The Fresh Loaf

A Community of Amateur Bakers and Artisan Bread Enthusiasts.

Why crumb colour variation?

Fergie51's picture
Fergie51

Why crumb colour variation?

Hi,

I run a support group for Australian sourdough bakers and this question from a member has me stumped. Why has the crumb in this loaf come out with two different colours. No blending of different flours, all the same flour and it looks well incorporated re starter etc, no leaching from something over top while proving. No obvious reasoning as to why. Anyone got any ideas? 

yozzause's picture
yozzause

Hi Fergie51

i don't know what part of Australia you are from as your Avatar doesn't give any details!

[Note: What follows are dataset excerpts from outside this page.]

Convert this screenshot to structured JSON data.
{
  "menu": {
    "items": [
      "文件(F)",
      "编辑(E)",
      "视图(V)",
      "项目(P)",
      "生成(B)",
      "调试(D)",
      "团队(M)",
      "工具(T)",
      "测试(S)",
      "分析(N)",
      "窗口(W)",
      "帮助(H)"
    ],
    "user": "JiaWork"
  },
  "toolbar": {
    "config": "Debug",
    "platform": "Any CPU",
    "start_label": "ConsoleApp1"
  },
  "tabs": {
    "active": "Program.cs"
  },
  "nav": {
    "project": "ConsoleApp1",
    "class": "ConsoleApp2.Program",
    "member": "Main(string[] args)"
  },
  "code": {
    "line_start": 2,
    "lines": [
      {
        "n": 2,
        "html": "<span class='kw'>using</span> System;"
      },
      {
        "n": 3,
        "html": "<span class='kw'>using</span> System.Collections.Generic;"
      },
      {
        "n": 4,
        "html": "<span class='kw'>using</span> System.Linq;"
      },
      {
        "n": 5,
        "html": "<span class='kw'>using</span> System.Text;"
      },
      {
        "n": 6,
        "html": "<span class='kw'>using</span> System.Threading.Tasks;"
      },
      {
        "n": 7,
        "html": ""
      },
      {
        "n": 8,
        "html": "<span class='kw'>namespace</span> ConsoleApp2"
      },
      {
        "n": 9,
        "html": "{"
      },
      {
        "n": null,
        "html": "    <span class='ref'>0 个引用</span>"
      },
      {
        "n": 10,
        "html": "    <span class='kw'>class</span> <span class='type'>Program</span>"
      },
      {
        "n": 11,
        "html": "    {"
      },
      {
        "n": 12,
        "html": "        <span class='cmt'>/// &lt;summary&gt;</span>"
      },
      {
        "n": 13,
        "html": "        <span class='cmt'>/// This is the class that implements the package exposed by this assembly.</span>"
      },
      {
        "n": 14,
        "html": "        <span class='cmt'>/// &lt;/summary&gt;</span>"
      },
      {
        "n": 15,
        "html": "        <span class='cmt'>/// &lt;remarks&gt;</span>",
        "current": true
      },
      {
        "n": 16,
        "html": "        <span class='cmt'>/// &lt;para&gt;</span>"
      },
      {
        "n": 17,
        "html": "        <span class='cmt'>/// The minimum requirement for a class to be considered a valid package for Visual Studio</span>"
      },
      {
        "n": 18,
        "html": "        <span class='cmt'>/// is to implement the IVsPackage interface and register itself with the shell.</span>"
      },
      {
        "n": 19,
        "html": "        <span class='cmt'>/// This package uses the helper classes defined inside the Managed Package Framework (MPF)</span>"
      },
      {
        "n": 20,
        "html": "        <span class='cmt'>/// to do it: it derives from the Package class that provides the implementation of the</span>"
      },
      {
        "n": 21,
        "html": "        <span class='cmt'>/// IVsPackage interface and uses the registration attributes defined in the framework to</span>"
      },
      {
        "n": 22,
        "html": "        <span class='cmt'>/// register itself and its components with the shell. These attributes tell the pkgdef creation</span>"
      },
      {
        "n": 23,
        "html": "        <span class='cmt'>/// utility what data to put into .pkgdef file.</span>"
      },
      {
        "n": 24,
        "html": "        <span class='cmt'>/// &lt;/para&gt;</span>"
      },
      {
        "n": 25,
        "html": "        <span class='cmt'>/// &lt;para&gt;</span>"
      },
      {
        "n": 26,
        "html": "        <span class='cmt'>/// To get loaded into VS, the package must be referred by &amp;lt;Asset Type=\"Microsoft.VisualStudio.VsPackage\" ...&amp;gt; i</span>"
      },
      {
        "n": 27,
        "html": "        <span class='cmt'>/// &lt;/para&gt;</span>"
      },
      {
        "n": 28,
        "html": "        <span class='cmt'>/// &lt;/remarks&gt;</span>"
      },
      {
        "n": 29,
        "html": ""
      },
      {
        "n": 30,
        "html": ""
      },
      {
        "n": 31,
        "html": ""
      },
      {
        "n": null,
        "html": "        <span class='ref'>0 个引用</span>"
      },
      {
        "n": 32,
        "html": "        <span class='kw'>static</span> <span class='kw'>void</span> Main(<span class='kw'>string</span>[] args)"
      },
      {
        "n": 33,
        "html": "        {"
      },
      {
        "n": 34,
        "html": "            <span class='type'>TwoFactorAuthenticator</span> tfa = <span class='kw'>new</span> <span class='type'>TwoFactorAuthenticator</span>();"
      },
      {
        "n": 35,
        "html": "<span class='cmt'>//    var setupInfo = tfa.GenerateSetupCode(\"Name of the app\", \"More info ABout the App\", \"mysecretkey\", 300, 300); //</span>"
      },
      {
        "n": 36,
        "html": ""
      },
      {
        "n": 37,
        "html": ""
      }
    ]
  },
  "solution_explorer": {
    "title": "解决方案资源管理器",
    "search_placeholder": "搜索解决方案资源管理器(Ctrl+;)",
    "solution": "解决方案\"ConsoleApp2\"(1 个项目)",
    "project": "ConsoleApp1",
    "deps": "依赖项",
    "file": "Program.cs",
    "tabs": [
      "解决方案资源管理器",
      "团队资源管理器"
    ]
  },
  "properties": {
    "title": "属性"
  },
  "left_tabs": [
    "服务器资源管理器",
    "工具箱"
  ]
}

I am in Perth and i too noticed this in my bake yesterday. My bake was a semi sour dough  where i used sour dough starter  surplus in a mixture , being treated as a component rather than the main fermentation agent where compressed yeast was employed. The dough was mixed by hand on the bench and was relatively slack but felt and handled nicely . flour was local from "Millers" being their 1100  this was used in both the dough and the culture  and was fully incorporated during mixing  my thoughts are that this colouration or discolouration can only have occurred during bulk fermentation or bench rest . Only a dusting of flour was used in the make up so its not un fermented or cooked flour.  Perhaps its the complete ecllpse of the sun that we had  here in WA earlier in the week.